Building an investment portfolio: ten things you need to know
Putting together an investment portfolio can seem daunting, but with a bit of research anybody can build a low—cost portfolio that targets strong returns while trying to manage the risks. In the first of a series of articles, we look at ten things any investor needs to know.
UK interest rates have gone up for only the second time in a decade. Good news for savers but, with only a 25 basis point rise, your cash on deposit with the bank still may not keep pace with inflation. If you want your money to work harder, consider building your own investment portfolio. It might seem a daunting task, but doesn’t have to be complicated.
Here are ten things you need to know before you get started.
1. Define your objectives
Think about what you want your investment portfolio to achieve and over how long: are you saving for retirement in 30 years? Are you trying to build up a deposit to buy a house in the next two years? The right portfolio for you will look different depending on the financial goals you have in mind, so get this clear from the start.
2. Income or growth?
Are you investing to grow your capital, or to generate a regular income from your investments? The second option is popular with retirees. For income, you could choose equity income funds, bonds, or shares in companies that pay out regular dividends to shareholders, for example. You can spend the income or reinvest dividends to ramp up your returns.
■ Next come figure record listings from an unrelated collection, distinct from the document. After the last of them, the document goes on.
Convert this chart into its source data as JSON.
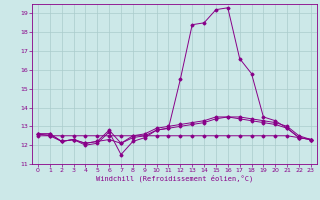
{
  "xlabel": "Windchill (Refroidissement éolien,°C)",
  "background_color": "#cce8e8",
  "line_color": "#880088",
  "grid_color": "#aacccc",
  "xlim": [
    -0.5,
    23.5
  ],
  "ylim": [
    11,
    19.5
  ],
  "yticks": [
    11,
    12,
    13,
    14,
    15,
    16,
    17,
    18,
    19
  ],
  "xticks": [
    0,
    1,
    2,
    3,
    4,
    5,
    6,
    7,
    8,
    9,
    10,
    11,
    12,
    13,
    14,
    15,
    16,
    17,
    18,
    19,
    20,
    21,
    22,
    23
  ],
  "series": [
    {
      "x": [
        0,
        1,
        2,
        3,
        4,
        5,
        6,
        7,
        8,
        9,
        10,
        11,
        12,
        13,
        14,
        15,
        16,
        17,
        18,
        19,
        20,
        21,
        22,
        23
      ],
      "y": [
        12.6,
        12.6,
        12.2,
        12.3,
        12.0,
        12.1,
        12.7,
        11.5,
        12.2,
        12.4,
        12.8,
        12.9,
        15.5,
        18.4,
        18.5,
        19.2,
        19.3,
        16.6,
        15.8,
        13.5,
        13.3,
        12.9,
        12.4,
        12.3
      ]
    },
    {
      "x": [
        0,
        1,
        2,
        3,
        4,
        5,
        6,
        7,
        8,
        9,
        10,
        11,
        12,
        13,
        14,
        15,
        16,
        17,
        18,
        19,
        20,
        21,
        22,
        23
      ],
      "y": [
        12.6,
        12.6,
        12.2,
        12.3,
        12.1,
        12.2,
        12.8,
        12.1,
        12.5,
        12.6,
        12.9,
        13.0,
        13.1,
        13.2,
        13.3,
        13.5,
        13.5,
        13.5,
        13.4,
        13.3,
        13.2,
        13.0,
        12.5,
        12.3
      ]
    },
    {
      "x": [
        0,
        1,
        2,
        3,
        4,
        5,
        6,
        7,
        8,
        9,
        10,
        11,
        12,
        13,
        14,
        15,
        16,
        17,
        18,
        19,
        20,
        21,
        22,
        23
      ],
      "y": [
        12.5,
        12.5,
        12.5,
        12.5,
        12.5,
        12.5,
        12.5,
        12.5,
        12.5,
        12.5,
        12.5,
        12.5,
        12.5,
        12.5,
        12.5,
        12.5,
        12.5,
        12.5,
        12.5,
        12.5,
        12.5,
        12.5,
        12.4,
        12.3
      ]
    },
    {
      "x": [
        0,
        1,
        2,
        3,
        4,
        5,
        6,
        7,
        8,
        9,
        10,
        11,
        12,
        13,
        14,
        15,
        16,
        17,
        18,
        19,
        20,
        21,
        22,
        23
      ],
      "y": [
        12.6,
        12.5,
        12.2,
        12.3,
        12.1,
        12.2,
        12.3,
        12.1,
        12.4,
        12.5,
        12.8,
        12.9,
        13.0,
        13.1,
        13.2,
        13.4,
        13.5,
        13.4,
        13.3,
        13.2,
        13.1,
        12.9,
        12.4,
        12.3
      ]
    }
  ]
}
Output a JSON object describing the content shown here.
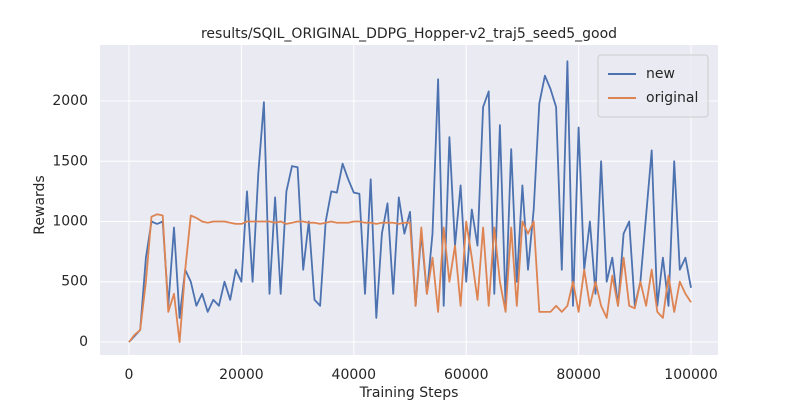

If you want capital growth, you can choose shares in companies which plough their cash back into their business to grow instead of returning money to shareholders.
3. The types of investment
If you’re new to investing, you’ll need to get a handle on the different types of asset classes and investment vehicles available to buy. These include individual stocks and bonds, but many novice investors will start off by pooling their money with others in a fund managed by an investment professional. Funds will usually be cheaper to buy and sell on an investment platform, and a better way to spread your risk than buying one or two shares. Fund managers charge fees, but you can cut management costs by choosing passively managed funds such as exchange traded funds (ETFs) or index trackers.
You can search the range of ETFs offered by IG here.
4. Why diversify?
A crucial principle in investing, diversification essentially means not putting all your eggs in one basket. By having a diverse mix of investments from across the major asset classes (stocks, bonds, property, alternatives, cash), your holdings should each behave differently, meaning it’s less likely that everything in your portfolio will fall at once.
Read more about investing and the power of diversification
5. Size matters
While diversification is important, it’s also a mistake to stuff your portfolio full of too many positions. You could end up doubling up your exposure, and paying too much in charges and dealing costs. It’s about striking the right balance: a handful of carefully chosen positions is probably fine if you’re finding your feet as an investor, but even just one well diversified multi—asset fund would be a good start.
6. Investments can go down as well as up
When you are building your portfolio, be realistic about returns. Markets rise and fall, and that means the value of your portfolio can go down as well as up. Investing is not a get—rich—quick scheme, you need to play the long game to have the best chance of success, and think carefully about what you can afford to lose.
7. You can’t time the market
Patience is a virtue when it comes to investing. A common mistake people make is to panic when things are falling and sell out to try to limit their losses, but even the world’s best investors admit they can’t correctly time the market. A better tactic is to ‘ride the dips’ — in fact, professional investors buy more of the stocks they like when prices fall.
Learn more about whether it’s time in the market or timing the market
8. Avoid churning
Ideally, when building your portfolio you will do your research and find things you think can perform well over the long term. Excessive buying and selling (known as ‘churning’) will end up costing a lot in dealing charges, and this could easily cancel out any gains you make from the investments themselves. Many professional fund managers buy and hold their stocks for at least three to five years, so you might want to take a similar approach.
9. Understand risk
Generally, the more risk you are willing to take, the greater the potential reward. But what is an acceptable level of risk to you? It will depend on many things, such as your life stage, when you will need to access your money, and how relaxed you feel about losses. It may change over time as you focus more on preserving rather than growing your capital as you age. Online robo—advisers usually have questionnaires which can help you work out your risk tolerance, why not try out one of these to see what portfolio mix they recommend for you?
10. Buy what you know
There are plenty of weird and wonderful investment opportunities out there which promise huge returns, but might not be what they seem. Buying investments you understand, such as shares in brands you recognise or funds investing in your home market, is probably a safer strategy than buying what looks like the hottest new thing and might prove too good to be true.